Sebbene in campagna elettorale sia inevitabile assistere alla solita baraonda di proposte irrealizzabili, soprattutto sul piano della sostenibilità dei conti pubblici, da liberale ho particolarmente apprezzato il bagno di sano realismo che sta contraddistinguendo l’approccio di Giorgia Meloni. Sottolineando ai suoi alleati la necessità di avanzare progetti politici credibili, la leader di Fratelli d’Italia mostra di adottare una lungimirante linea prudenziale. Ciò, al contrario di tanti altri personaggi navigati che in passato non si sono lesinati nell’elargire promesse miracolistiche, dimostra che probabilmente la ragazza della Garbatella è stata ampiamente sottovalutata dal punto di vista della sua visione strategica.
È assai probabile che ella, dopo aver compreso che il sistema politico è da tempo affetto da ciò che il mio compianto amico Giulio Savelli definì più volte come l’alternanza obbligatoria, abbia deciso di sostenere una competizione elettorale scevra di tali promesse miracolistiche, con l’obiettivo di durare oltre i limiti di una legislatura, così come è accaduto ad alcuni fenomeni che l’hanno preceduta. Matteo Renzi e gli scappati di casa del Movimento 5 Stelle ne rappresentano un esempio lampante. Raggiunto in breve un consenso stellare, proprio cavalcando l’illusione di poter accontentare qualsiasi istanza proveniente dal Paese, costoro lo hanno rapidamente e inevitabilmente perso a causa delle troppe aspettative che essi sono riusciti a capitalizzare nelle urne.

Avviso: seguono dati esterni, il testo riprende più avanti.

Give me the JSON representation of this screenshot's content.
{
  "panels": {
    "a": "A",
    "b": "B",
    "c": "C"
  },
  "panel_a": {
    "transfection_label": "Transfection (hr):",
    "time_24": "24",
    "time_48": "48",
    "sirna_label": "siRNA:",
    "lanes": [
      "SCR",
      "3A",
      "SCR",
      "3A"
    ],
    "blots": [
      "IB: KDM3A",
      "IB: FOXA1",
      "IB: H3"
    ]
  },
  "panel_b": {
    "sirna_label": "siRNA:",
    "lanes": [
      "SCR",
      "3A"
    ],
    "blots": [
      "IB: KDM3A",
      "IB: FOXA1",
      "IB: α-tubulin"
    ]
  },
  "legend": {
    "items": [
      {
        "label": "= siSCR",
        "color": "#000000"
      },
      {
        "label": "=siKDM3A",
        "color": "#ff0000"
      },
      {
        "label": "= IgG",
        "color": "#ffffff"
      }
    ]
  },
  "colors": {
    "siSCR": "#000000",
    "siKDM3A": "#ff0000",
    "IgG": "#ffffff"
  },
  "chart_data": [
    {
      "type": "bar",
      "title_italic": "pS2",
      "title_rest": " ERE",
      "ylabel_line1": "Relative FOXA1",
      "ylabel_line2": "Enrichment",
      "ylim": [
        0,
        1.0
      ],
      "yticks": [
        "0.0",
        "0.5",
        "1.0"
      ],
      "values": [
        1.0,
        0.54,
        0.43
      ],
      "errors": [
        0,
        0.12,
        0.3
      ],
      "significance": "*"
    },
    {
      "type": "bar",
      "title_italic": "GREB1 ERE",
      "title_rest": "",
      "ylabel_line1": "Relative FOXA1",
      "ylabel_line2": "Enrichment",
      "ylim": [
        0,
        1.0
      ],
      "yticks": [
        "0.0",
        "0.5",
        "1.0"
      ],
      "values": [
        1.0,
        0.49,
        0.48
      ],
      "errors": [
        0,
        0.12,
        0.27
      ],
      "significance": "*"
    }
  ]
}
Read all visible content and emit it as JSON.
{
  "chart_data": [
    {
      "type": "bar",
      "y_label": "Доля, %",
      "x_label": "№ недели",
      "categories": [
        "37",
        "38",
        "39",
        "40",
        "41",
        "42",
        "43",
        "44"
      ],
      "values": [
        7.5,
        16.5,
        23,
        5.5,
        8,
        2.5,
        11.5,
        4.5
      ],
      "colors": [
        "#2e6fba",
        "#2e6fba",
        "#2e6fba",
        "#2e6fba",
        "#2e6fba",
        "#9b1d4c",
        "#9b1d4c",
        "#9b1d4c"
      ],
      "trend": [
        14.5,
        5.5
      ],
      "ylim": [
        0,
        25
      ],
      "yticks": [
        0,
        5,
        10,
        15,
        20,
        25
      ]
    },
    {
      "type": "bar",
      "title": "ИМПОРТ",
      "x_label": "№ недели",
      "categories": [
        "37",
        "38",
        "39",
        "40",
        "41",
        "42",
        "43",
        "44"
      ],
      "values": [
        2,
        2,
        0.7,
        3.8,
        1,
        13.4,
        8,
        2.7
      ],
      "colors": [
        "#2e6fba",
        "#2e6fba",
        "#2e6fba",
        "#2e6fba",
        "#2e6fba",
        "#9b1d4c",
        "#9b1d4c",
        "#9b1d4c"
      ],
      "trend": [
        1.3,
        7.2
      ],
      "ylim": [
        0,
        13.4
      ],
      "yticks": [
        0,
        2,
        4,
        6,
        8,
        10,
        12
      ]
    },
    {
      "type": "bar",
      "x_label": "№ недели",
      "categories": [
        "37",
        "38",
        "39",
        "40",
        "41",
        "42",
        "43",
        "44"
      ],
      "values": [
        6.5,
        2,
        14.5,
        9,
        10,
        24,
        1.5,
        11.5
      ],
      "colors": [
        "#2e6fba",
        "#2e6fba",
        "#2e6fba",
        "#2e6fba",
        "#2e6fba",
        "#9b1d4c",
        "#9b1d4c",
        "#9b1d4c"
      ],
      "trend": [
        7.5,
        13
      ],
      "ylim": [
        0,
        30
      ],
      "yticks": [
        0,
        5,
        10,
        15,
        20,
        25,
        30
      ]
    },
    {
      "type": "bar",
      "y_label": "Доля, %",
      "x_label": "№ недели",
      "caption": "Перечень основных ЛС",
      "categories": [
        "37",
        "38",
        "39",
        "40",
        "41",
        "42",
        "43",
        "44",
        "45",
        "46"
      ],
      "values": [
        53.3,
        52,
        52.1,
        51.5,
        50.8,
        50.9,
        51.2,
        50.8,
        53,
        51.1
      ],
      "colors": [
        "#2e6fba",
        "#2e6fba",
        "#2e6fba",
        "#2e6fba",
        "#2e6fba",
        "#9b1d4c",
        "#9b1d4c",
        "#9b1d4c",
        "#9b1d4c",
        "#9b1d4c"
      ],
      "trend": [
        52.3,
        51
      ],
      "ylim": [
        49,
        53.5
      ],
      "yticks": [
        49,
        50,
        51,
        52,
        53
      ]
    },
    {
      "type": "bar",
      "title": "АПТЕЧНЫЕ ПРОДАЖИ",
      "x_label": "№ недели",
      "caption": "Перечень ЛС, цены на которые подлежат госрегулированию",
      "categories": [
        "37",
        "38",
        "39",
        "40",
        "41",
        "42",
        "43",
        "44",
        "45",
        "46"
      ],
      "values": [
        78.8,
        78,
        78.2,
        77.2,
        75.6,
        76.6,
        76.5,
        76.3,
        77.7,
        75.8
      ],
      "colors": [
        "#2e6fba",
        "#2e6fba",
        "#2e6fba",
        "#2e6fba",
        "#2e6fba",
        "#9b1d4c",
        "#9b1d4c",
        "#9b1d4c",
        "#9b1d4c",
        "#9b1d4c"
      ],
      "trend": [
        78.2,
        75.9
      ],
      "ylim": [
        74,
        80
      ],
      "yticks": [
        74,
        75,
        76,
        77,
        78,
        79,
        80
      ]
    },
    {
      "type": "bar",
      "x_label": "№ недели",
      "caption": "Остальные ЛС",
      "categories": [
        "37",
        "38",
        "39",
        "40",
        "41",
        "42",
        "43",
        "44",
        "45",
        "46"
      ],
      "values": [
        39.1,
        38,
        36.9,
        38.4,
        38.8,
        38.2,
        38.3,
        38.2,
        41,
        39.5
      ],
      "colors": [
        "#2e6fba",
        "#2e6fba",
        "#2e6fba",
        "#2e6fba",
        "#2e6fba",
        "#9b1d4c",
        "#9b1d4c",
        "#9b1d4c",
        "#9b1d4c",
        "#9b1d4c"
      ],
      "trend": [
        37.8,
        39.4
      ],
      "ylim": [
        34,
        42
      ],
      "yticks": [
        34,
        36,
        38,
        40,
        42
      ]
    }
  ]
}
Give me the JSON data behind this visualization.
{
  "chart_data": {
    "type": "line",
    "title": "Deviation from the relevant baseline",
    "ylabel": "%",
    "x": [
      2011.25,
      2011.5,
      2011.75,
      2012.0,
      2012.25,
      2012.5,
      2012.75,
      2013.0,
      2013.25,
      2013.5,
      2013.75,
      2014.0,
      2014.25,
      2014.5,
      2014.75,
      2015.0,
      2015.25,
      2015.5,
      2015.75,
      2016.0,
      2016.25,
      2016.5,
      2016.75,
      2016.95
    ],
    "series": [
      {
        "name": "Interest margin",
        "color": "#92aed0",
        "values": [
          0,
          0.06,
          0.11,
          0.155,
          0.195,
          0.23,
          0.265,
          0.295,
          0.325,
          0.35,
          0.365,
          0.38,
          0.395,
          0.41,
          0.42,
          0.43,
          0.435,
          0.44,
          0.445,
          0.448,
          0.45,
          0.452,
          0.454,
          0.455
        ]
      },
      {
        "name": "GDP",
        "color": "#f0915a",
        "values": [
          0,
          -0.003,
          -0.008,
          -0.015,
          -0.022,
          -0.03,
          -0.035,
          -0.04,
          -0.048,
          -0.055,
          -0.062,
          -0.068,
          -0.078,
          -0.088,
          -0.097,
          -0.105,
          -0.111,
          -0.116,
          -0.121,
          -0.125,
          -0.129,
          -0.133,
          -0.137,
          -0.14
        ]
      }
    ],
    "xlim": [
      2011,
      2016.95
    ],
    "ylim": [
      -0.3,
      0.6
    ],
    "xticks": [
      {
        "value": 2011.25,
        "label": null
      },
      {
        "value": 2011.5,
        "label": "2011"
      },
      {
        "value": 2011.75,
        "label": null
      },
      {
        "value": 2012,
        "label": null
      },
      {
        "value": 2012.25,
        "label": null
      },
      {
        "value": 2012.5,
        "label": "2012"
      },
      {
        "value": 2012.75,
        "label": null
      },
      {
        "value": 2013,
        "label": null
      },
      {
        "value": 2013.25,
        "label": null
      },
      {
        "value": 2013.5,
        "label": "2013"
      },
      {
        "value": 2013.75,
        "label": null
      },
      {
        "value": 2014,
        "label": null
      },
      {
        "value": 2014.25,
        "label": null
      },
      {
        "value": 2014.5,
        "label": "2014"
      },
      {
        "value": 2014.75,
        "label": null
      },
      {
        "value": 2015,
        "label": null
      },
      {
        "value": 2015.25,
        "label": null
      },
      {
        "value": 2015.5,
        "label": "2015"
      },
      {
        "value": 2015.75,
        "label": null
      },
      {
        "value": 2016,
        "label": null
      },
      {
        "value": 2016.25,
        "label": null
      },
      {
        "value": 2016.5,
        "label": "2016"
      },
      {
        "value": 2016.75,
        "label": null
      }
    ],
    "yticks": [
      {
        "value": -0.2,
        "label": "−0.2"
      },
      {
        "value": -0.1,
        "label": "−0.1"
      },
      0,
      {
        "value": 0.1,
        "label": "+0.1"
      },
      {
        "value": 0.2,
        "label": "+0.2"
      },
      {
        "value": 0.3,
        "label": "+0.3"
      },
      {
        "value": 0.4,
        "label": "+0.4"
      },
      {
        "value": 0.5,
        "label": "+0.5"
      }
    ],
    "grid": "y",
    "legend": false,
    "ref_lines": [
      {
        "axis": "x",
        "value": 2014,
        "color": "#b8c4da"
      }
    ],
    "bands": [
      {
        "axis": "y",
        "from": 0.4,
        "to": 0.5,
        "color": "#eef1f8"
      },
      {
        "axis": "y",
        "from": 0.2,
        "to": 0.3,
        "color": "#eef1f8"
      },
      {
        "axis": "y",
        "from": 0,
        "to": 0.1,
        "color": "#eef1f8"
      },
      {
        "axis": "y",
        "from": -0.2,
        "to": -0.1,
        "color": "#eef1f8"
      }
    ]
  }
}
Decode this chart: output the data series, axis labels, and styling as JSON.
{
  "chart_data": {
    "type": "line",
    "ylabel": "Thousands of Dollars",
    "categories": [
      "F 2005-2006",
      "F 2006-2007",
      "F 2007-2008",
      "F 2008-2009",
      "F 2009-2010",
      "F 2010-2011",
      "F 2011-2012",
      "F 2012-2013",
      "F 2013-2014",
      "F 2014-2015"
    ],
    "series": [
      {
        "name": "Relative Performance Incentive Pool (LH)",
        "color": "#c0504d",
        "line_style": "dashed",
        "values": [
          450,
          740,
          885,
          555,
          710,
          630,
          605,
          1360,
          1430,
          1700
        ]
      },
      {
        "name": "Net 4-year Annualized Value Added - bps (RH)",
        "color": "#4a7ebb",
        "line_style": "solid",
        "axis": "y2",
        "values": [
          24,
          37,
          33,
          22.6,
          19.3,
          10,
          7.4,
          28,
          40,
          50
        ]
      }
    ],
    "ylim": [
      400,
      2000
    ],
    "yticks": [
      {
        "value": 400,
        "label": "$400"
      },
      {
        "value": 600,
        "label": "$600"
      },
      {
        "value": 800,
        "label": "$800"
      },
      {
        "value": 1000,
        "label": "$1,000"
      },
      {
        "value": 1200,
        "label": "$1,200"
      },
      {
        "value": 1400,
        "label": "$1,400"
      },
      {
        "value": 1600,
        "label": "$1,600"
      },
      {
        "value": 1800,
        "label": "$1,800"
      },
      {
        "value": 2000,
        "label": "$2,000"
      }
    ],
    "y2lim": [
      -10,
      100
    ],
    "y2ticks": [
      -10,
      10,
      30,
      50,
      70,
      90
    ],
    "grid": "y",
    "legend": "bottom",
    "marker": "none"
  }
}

D’altro canto, sulla base dei nostri colossali problemi sistemici – bassa crescita, debito sovrano salito al 152% del Pil, eccesso di fiscalità e di burocrazia e un bilancio pubblico devastato dalla voragine della spesa corrente – quella che probabilmente passerà alla storia come la prima donna premier della Repubblica sembra essersi resa perfettamente conto che, con in un Paese che cammina letteralmente sull’orlo del baratro, non è più possibile scherzare col fuoco.
Non è più possibile, tanto per fare un esempio, comportarsi come il suo principale avversario del centro-sinistra, Enrico Letta il quale, probabilmente puntando più che altro ad una sconfitta onorevole, si è permesso il “lusso” di promettere all’esercito degli insegnanti italiani, molti dei quali appartenenti al bacino elettorale del Partito democratico, di adeguare i loro stipendi alla media di quelli europei, sebbene già adesso, a causa di una pianta organica smisurata, circa il 97% della spesa per l’istruzione pubblica serve a coprire i trattamenti economici dei lavoratori della scuola.
Non vorrei essere poi smentito dai fatti, ma se Giorgia Meloni dovesse mantenere la barra dritta su un tale concreto realismo politico-programmatico, abbastanza inusitato nell’Italia delle meteore, anche molti liberali che non l’hanno mai votata, tra cui il sottoscritto, potrebbero pensare di farlo. Staremo a vedere.